Most clinical studies that evaluate ankle fractures in older patients have identified female sex, DM, and obesity as the main predictors of injury.8 Some investigators have categorized ankle fractures as osteoporotic fragility fractures on the basis of the high incidence of ankle fractures in postmenopausal women.9,10 However, observational studies have shown that the incidence of ankle fracture in older women increases until age 65 and then either plateaus or declines; this finding contradicts the notion that bone quality and fracture risk are associated.8,11-15 The increase in the number of ankle fractures seen in the older patient population may be a function of active older adults increasing in number rather than the presence of osteoporosis.
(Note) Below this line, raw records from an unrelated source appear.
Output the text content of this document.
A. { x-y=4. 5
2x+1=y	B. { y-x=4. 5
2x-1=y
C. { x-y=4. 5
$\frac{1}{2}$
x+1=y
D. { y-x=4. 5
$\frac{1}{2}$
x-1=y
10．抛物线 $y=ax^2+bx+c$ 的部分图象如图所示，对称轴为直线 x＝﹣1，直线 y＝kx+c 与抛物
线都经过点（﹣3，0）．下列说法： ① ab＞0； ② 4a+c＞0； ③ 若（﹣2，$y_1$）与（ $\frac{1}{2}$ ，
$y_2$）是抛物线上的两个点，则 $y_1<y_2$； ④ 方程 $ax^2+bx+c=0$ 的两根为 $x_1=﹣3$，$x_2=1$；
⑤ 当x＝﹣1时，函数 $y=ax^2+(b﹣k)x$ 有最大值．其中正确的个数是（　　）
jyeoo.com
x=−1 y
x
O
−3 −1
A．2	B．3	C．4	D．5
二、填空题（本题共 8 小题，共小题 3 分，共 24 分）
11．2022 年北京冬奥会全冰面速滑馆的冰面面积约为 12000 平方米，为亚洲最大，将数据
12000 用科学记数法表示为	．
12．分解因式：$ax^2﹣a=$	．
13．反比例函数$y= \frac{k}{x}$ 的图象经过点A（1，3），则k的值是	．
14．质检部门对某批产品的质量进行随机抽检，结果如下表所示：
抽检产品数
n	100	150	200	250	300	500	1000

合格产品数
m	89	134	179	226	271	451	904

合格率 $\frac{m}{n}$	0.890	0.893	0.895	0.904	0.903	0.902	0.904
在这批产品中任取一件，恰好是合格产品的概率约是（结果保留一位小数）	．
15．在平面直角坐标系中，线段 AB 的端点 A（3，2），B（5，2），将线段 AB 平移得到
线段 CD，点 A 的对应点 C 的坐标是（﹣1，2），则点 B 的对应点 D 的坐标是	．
Clinical studies have examined the relationship of bone mineral density (BMD) to ankle fracture incidence in older patients and identified risk factors for these injuries (Table 1). In an evaluation of 9704 women older than 65 years, Seeley and colleagues15 found that after adjusting for age, the risk of ankle fracture was increased in women who had a history of falls in the previous year, were heavier, used their arms to rise from a chair, and either engaged in strenuous physical activity or rarely left their homes. The authors found no significant relationship between peripheral BMD and the incidence of ankle fracture in this patient cohort. They concluded that the risk factors for ankle fracture in older women are different from those associated with typical osteoporotic fragility fractures of the hip, distal radius, or proximal humerus.
In the Kuopio Osteoporosis Risk Factor and Prevention (OSTPRE) study of 11,798 older Finnish women, Valtola and coworkers16 found 4 independent predictors for ankle fracture in this patient population: overweight status, previous fracture history, polypharmacy, and cigarette smoking. The investigators identified a dose-response relationship between smoking and ankle fracture risk: the hazard ratio increased from 1.73 for study participants who smoked less than 1 pack of cigarettes per day to 2.94 for those who smoked more than 1 pack. In the OSTPRE study, patients who were taking 3 or more prescription drugs were twice as likely to sustain an ankle fracture as those who were not taking any prescribed medication.
Greenfield and Eastell9 used dual-energy x-ray absorptiometry scanning and quantitative ultrasonography to compare 103 women aged 50 to 80 years who had ankle fractures with 375 controls of similar age. They found no significant difference in BMD in the patient cohorts, except for in the trochanteric region, where patients with ankle fracture had a higher BMD than the population-based group. However, the authors did find that the ankle fracture population had a significantly higher body mass index than the controls. They concluded that increased body weight may contribute to a fracture about the ankle by increasing the forces applied to the ankle during a fall.